Describe the gene construct required to express MCTE (medium chain thioesterase) in California Bay.

A
  • Seed specific promotor region (can come from a seed storage protein called Napin to give high levels of expression)
  • Fat B coding region (includes targetting sequence already aimed towards plastid so does not need adjustment)
  • Any stop codon
63
Q

What is the most common way to quantify fatty acid content in oils? Describe the process

A

Gas chromatography - Oils injected into column and vapourise moved along by an inert gas. They then seperate based on how they adsorb to the column.

64
Q

Why can lauric acid production never reach above 60% in Brassica?

A

The acyl transferase cannot attach short chain fatty acids to the second C of glycerol molecule so it can never have more than 2/3 fatty acids.

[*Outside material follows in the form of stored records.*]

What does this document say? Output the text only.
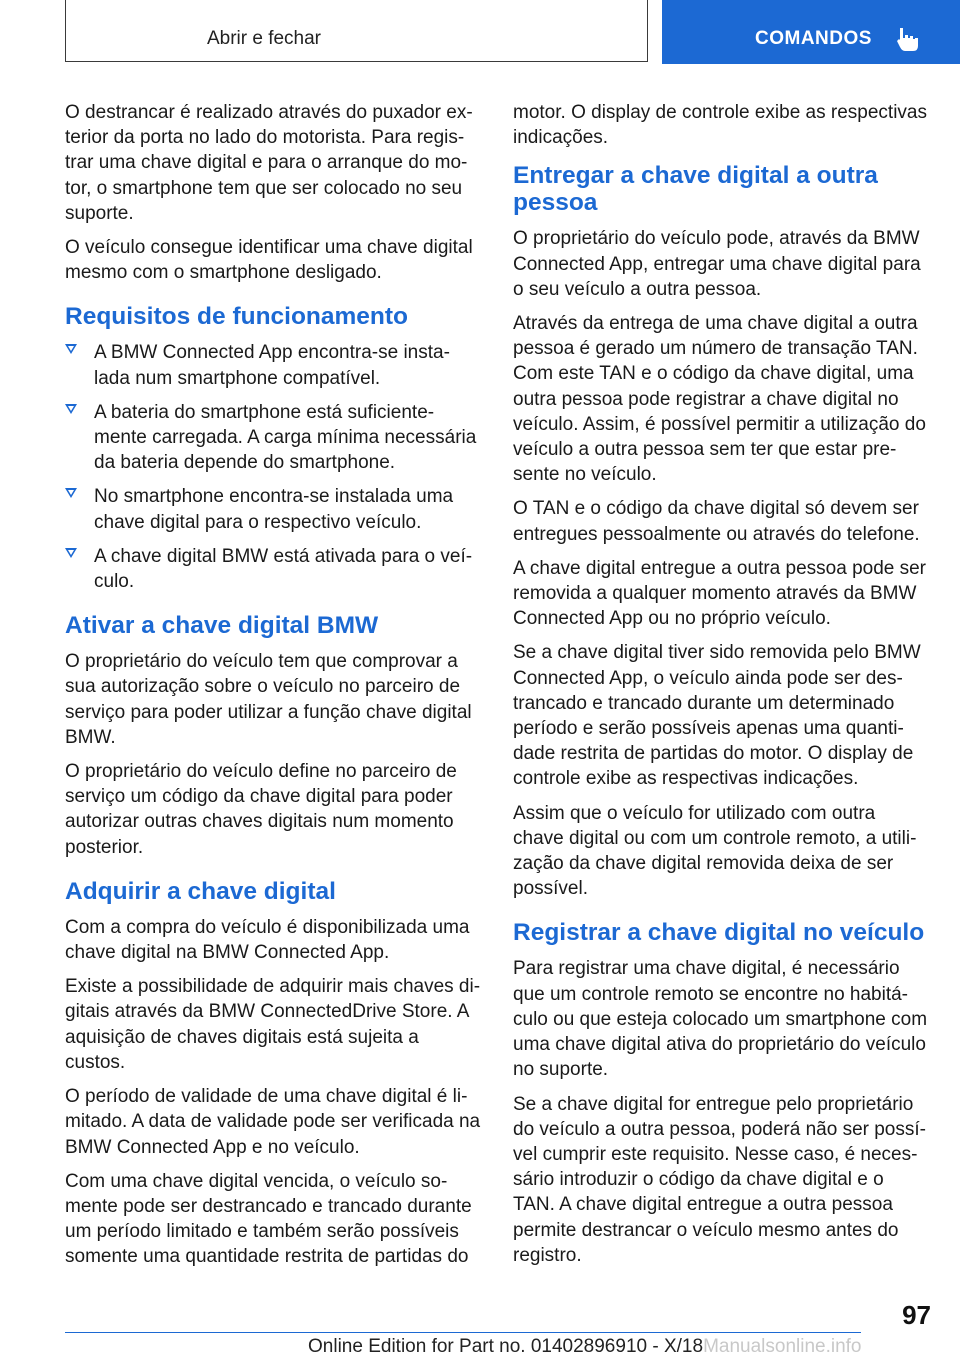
Abrir e fechar	COMANDOS

O destrancar é realizado através do puxador ex-terior da porta no lado do motorista. Para regis-trar uma chave digital e para o arranque do mo-tor, o smartphone tem que ser colocado no seu suporte.

O veículo consegue identificar uma chave digital mesmo com o smartphone desligado.

Requisitos de funcionamento
A BMW Connected App encontra-se insta-lada num smartphone compatível.
A bateria do smartphone está suficiente-mente carregada. A carga mínima necessária da bateria depende do smartphone.
No smartphone encontra-se instalada uma chave digital para o respectivo veículo.
A chave digital BMW está ativada para o veí-culo.
Ativar a chave digital BMW

O proprietário do veículo tem que comprovar a sua autorização sobre o veículo no parceiro de serviço para poder utilizar a função chave digital BMW.

O proprietário do veículo define no parceiro de serviço um código da chave digital para poder autorizar outras chaves digitais num momento posterior.

Adquirir a chave digital

Com a compra do veículo é disponibilizada uma chave digital na BMW Connected App.

Existe a possibilidade de adquirir mais chaves di-gitais através da BMW ConnectedDrive Store. A aquisição de chaves digitais está sujeita a custos.

O período de validade de uma chave digital é li-mitado. A data de validade pode ser verificada na BMW Connected App e no veículo.

Com uma chave digital vencida, o veículo so-mente pode ser destrancado e trancado durante um período limitado e também serão possíveis somente uma quantidade restrita de partidas do

motor. O display de controle exibe as respectivas indicações.

Entregar a chave digital a outra pessoa

O proprietário do veículo pode, através da BMW Connected App, entregar uma chave digital para o seu veículo a outra pessoa.

Através da entrega de uma chave digital a outra pessoa é gerado um número de transação TAN. Com este TAN e o código da chave digital, uma outra pessoa pode registrar a chave digital no veículo. Assim, é possível permitir a utilização do veículo a outra pessoa sem ter que estar pre-sente no veículo.

O TAN e o código da chave digital só devem ser entregues pessoalmente ou através do telefone.

A chave digital entregue a outra pessoa pode ser removida a qualquer momento através da BMW Connected App ou no próprio veículo.

Se a chave digital tiver sido removida pelo BMW Connected App, o veículo ainda pode ser des-trancado e trancado durante um determinado período e serão possíveis apenas uma quanti-dade restrita de partidas do motor. O display de controle exibe as respectivas indicações.

Assim que o veículo for utilizado com outra chave digital ou com um controle remoto, a utili-zação da chave digital removida deixa de ser possível.

Registrar a chave digital no veículo

Para registrar uma chave digital, é necessário que um controle remoto se encontre no habitá-culo ou que esteja colocado um smartphone com uma chave digital ativa do proprietário do veículo no suporte.

Se a chave digital for entregue pelo proprietário do veículo a outra pessoa, poderá não ser possí-vel cumprir este requisito. Nesse caso, é neces-sário introduzir o código da chave digital e o TAN. A chave digital entregue a outra pessoa permite destrancar o veículo mesmo antes do registro.

97
Online Edition for Part no. 01402896910 - X/18Manualsonline.info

Coconuts preferable.

65
Q

Why is it useful to remove stearoyl ACP-desaturase?

A

It converts stereate to 18:1 which is unstable and cannot withstand cooking at high temperatures.

66
Q

Where in the fatty acid synthase pathway does stearoyl ACP-desaturase act?

A

After the FAS cycle and before the fatty acids are transferred to the endoplasmic reticulum

67
Q

How is the gene edited to stop stearoyl ACP expression?

A

The gene is rotated into the antisense orientation (backwards)

68
Q

What can Linolenic and Linoleic acid be converted to?

A

arachidonic acid ARA or eicosapentaenoic acid EPA

69
Q

What are ARA and EPA precursors for and where are they found?

A

ARA inflammatory precursor found in omega 6 foods (grain fed meat) EPA anti-inflammatory precursor found in omega 3 foods (oily fish)

70
Q

What steps must be taken to increase levels of Stereadonic acid (SDA) in soybeans?

A

Increase delta 6 desaturase enzyme but also conversion of linoleic acid to linolenic.